Five-Oh-Ones to Watch 2024: Nate Polk, Unity Health – Jacksonville

Nate Polk has lived a life of service, much of it in difficult circumstances. A 26-year U.S. Air Force veteran, he served in the fight against terror and was eventually reassigned to Arkansas to aid his father, who was dying of cancer. The  veteran gravitated toward the respiratory field, where four years ago he spent his days among the sickest of the sick with COVID, which claimed his own daughter, Misha, in 2021.

Yet the 63-year-old, who recently came to Unity Health in Jacksonville after serving for years with the system’s Searcy location, is still inspired by the good he gets to do in his job as cardiopulmonary supervisor.

“The thing I enjoy most about the job is like, today, I had a girl call in sick so I get to work as a therapist,” he said. “I like patient interaction and getting to talk to and know people.”
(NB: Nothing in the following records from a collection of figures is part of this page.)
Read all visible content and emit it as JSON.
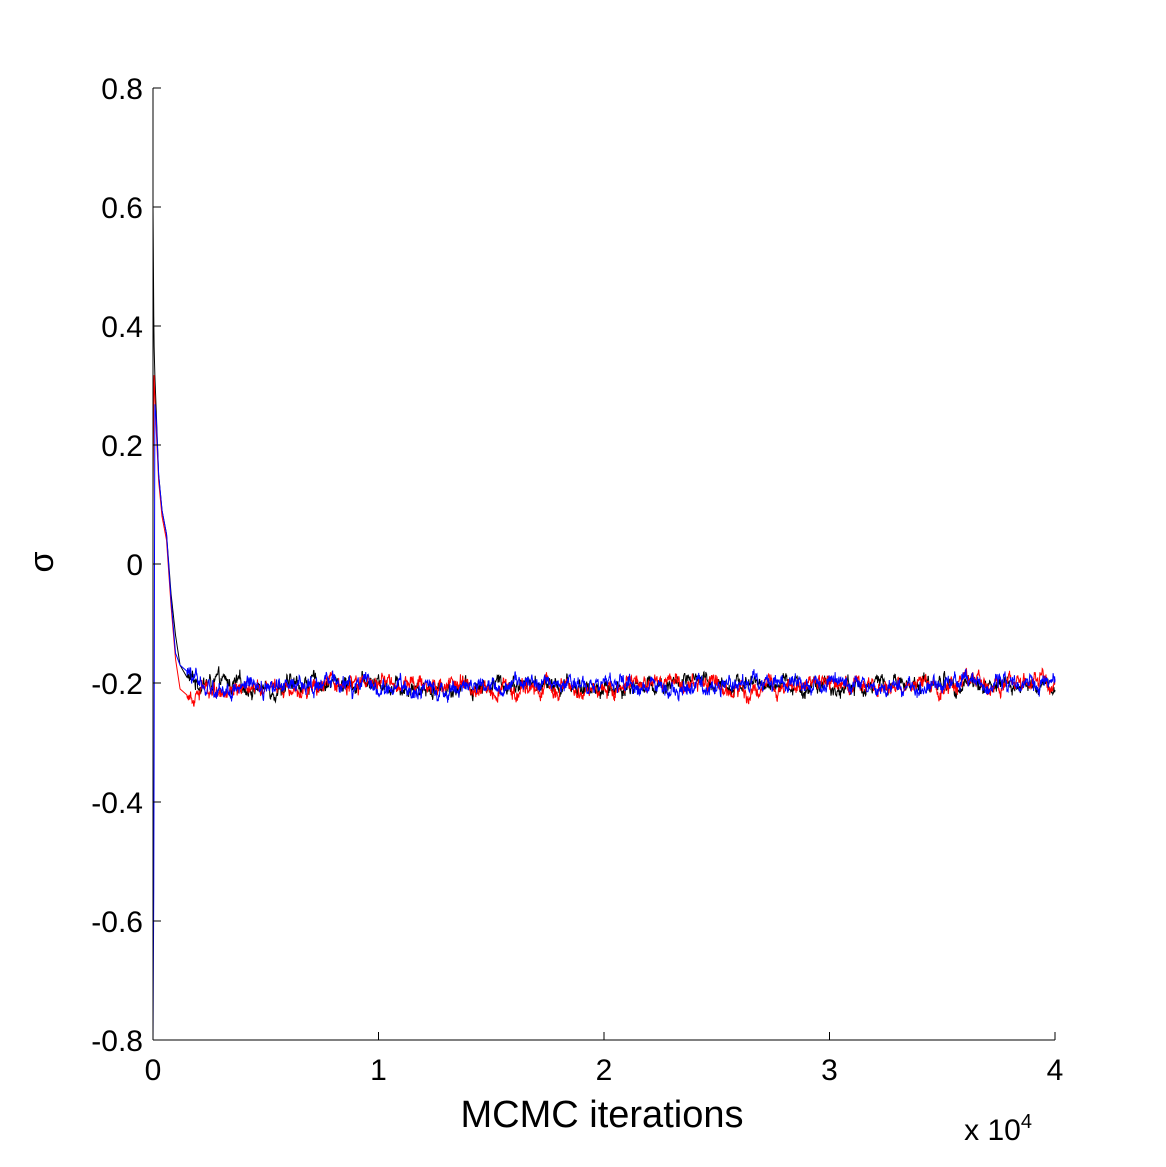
{
  "chart_data": {
    "type": "line",
    "title": "",
    "xlabel": "MCMC iterations",
    "ylabel": "σ",
    "x_multiplier_base": "x 10",
    "x_multiplier_exponent": "4",
    "xlim": [
      0,
      40000
    ],
    "ylim": [
      -0.8,
      0.8
    ],
    "xticks": [
      0,
      10000,
      20000,
      30000,
      40000
    ],
    "xtick_labels": [
      "0",
      "1",
      "2",
      "3",
      "4"
    ],
    "yticks": [
      -0.8,
      -0.6,
      -0.4,
      -0.2,
      0,
      0.2,
      0.4,
      0.6,
      0.8
    ],
    "ytick_labels": [
      "-0.8",
      "-0.6",
      "-0.4",
      "-0.2",
      "0",
      "0.2",
      "0.4",
      "0.6",
      "0.8"
    ],
    "grid": false,
    "legend": "none",
    "series": [
      {
        "color": "#000000",
        "x": [
          0,
          40,
          80,
          150,
          250,
          400,
          600,
          800,
          1000,
          1200,
          1500,
          2000,
          3000,
          5000,
          7000,
          10000,
          13000,
          16000,
          20000,
          23000,
          26000,
          30000,
          33000,
          36000,
          40000
        ],
        "y": [
          0.6,
          0.38,
          0.32,
          0.25,
          0.15,
          0.09,
          0.05,
          -0.05,
          -0.12,
          -0.17,
          -0.19,
          -0.2,
          -0.2,
          -0.21,
          -0.2,
          -0.2,
          -0.21,
          -0.2,
          -0.21,
          -0.2,
          -0.2,
          -0.21,
          -0.2,
          -0.2,
          -0.21
        ],
        "noise": 0.012
      },
      {
        "color": "#ff0000",
        "x": [
          0,
          40,
          80,
          150,
          250,
          400,
          600,
          800,
          1000,
          1200,
          1500,
          2000,
          3000,
          5000,
          7000,
          10000,
          13000,
          16000,
          20000,
          23000,
          26000,
          30000,
          33000,
          36000,
          40000
        ],
        "y": [
          0.1,
          0.33,
          0.28,
          0.22,
          0.14,
          0.08,
          0.04,
          -0.07,
          -0.16,
          -0.21,
          -0.22,
          -0.21,
          -0.21,
          -0.2,
          -0.21,
          -0.2,
          -0.2,
          -0.21,
          -0.21,
          -0.2,
          -0.21,
          -0.2,
          -0.21,
          -0.2,
          -0.2
        ],
        "noise": 0.012
      },
      {
        "color": "#0000ff",
        "x": [
          0,
          40,
          80,
          150,
          250,
          400,
          600,
          800,
          1000,
          1200,
          1500,
          2000,
          3000,
          5000,
          7000,
          10000,
          13000,
          16000,
          20000,
          23000,
          26000,
          30000,
          33000,
          36000,
          40000
        ],
        "y": [
          -0.8,
          -0.5,
          0.27,
          0.24,
          0.15,
          0.09,
          0.05,
          -0.06,
          -0.15,
          -0.17,
          -0.18,
          -0.2,
          -0.21,
          -0.21,
          -0.2,
          -0.21,
          -0.21,
          -0.2,
          -0.2,
          -0.21,
          -0.2,
          -0.2,
          -0.21,
          -0.2,
          -0.2
        ],
        "noise": 0.012
      }
    ]
  }
}
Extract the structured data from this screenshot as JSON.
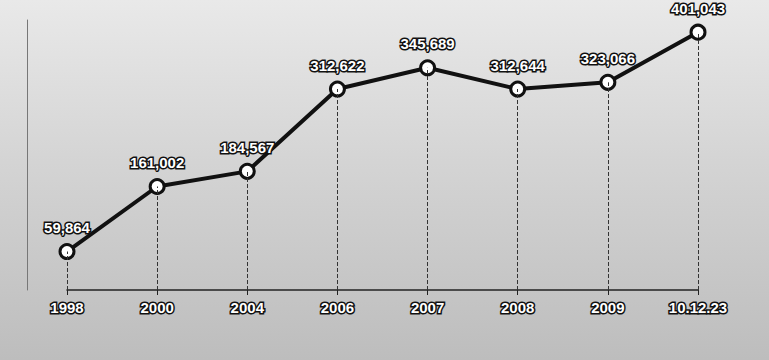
{
  "chart_data": {
    "type": "line",
    "categories": [
      "1998",
      "2000",
      "2004",
      "2006",
      "2007",
      "2008",
      "2009",
      "10.12.23"
    ],
    "values": [
      59864,
      161002,
      184567,
      312622,
      345689,
      312644,
      323066,
      401043
    ],
    "value_labels": [
      "59,864",
      "161,002",
      "184,567",
      "312,622",
      "345,689",
      "312,644",
      "323,066",
      "401,043"
    ],
    "color": "#111111",
    "marker": "circle",
    "ylim": [
      0,
      420000
    ],
    "grid": false,
    "data_labels": true,
    "tick_labels": "x"
  }
}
Polk discovered his vocation by accident. Just ahead of retiring from the service, he worked for the state veterans administration in IT at Fort Roots in North Little Rock. He was assigned to Little Rock’s John L. McClellan Memorial Veterans Hospital’s respiratory department and was hooked. Graduating from the respiratory program at the University of Arkansas-Pulaski Technical College, he landed with Unity in 2010.

Polk said while respiratory therapists are generally associated with specific diseases such as COPD or COVID, their reach is far broader in the day-to-day operation of a hospital.
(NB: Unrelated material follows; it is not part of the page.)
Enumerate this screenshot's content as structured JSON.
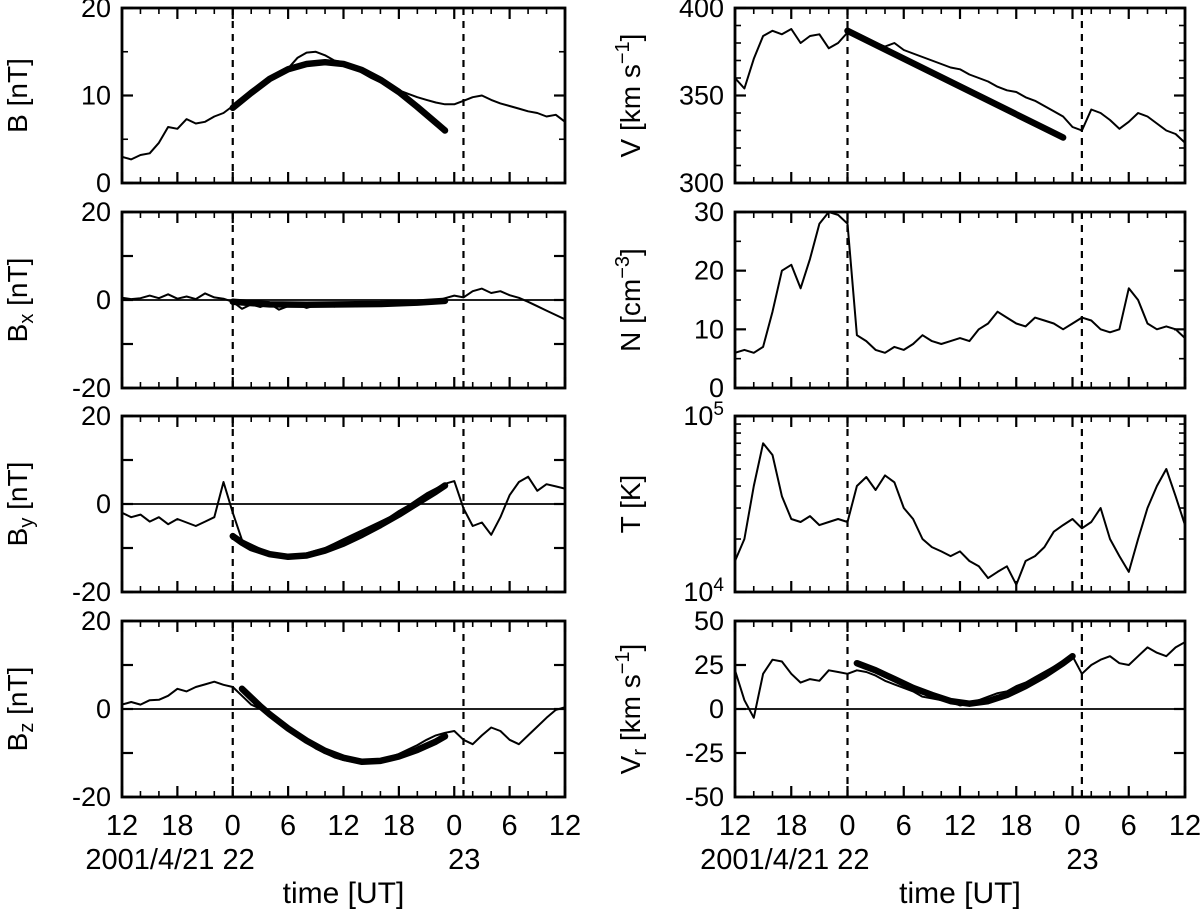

“As cardiopulmonary supervisor, I have four full-time employees and about eight part-time employees,” he said. “We run a 13-bed emergency department, we have five overnight beds and there’s a 24-bed psych unit here as well.

“Our ER averages 40-something patients a day; we had 55 the other day and that was a record. If we have to sedate and intubate someone and put them on a ventilator, we’re the ones that manage that, whether it’s a full-blown ventilator, which is invasive with tubing in your throat, or if it’s a BIPAP/CPAP. We probably see just about every single patient that comes through the door because we also do the cardiac side of the house, which is the EKGs and stuff.”

In addition to the patient-facing aspects of the job, Polk also has a passion for teaching, putting medical interns through their paces as they learn about his particular specialty.

“We have a teaching hospital in Searcy, and I’ll go in and teach them courses on ventilation,” he said. “I break down the simple stuff, anything from oxygen all the way through to the mechanical ventilation.” Through all these interactions, Polk gets to stress the vital importance of his medical specialty, be it in emergency or chronic situations.

“I’m most proud of being able to help patients breathe better,” he said. “You can go almost a month without eating anything substantial and you can make it about five, six, seven days without water, but you’ve got four minutes without breathing before you’re brain dead or damaged, at least. That’s where respiratory therapists come in.”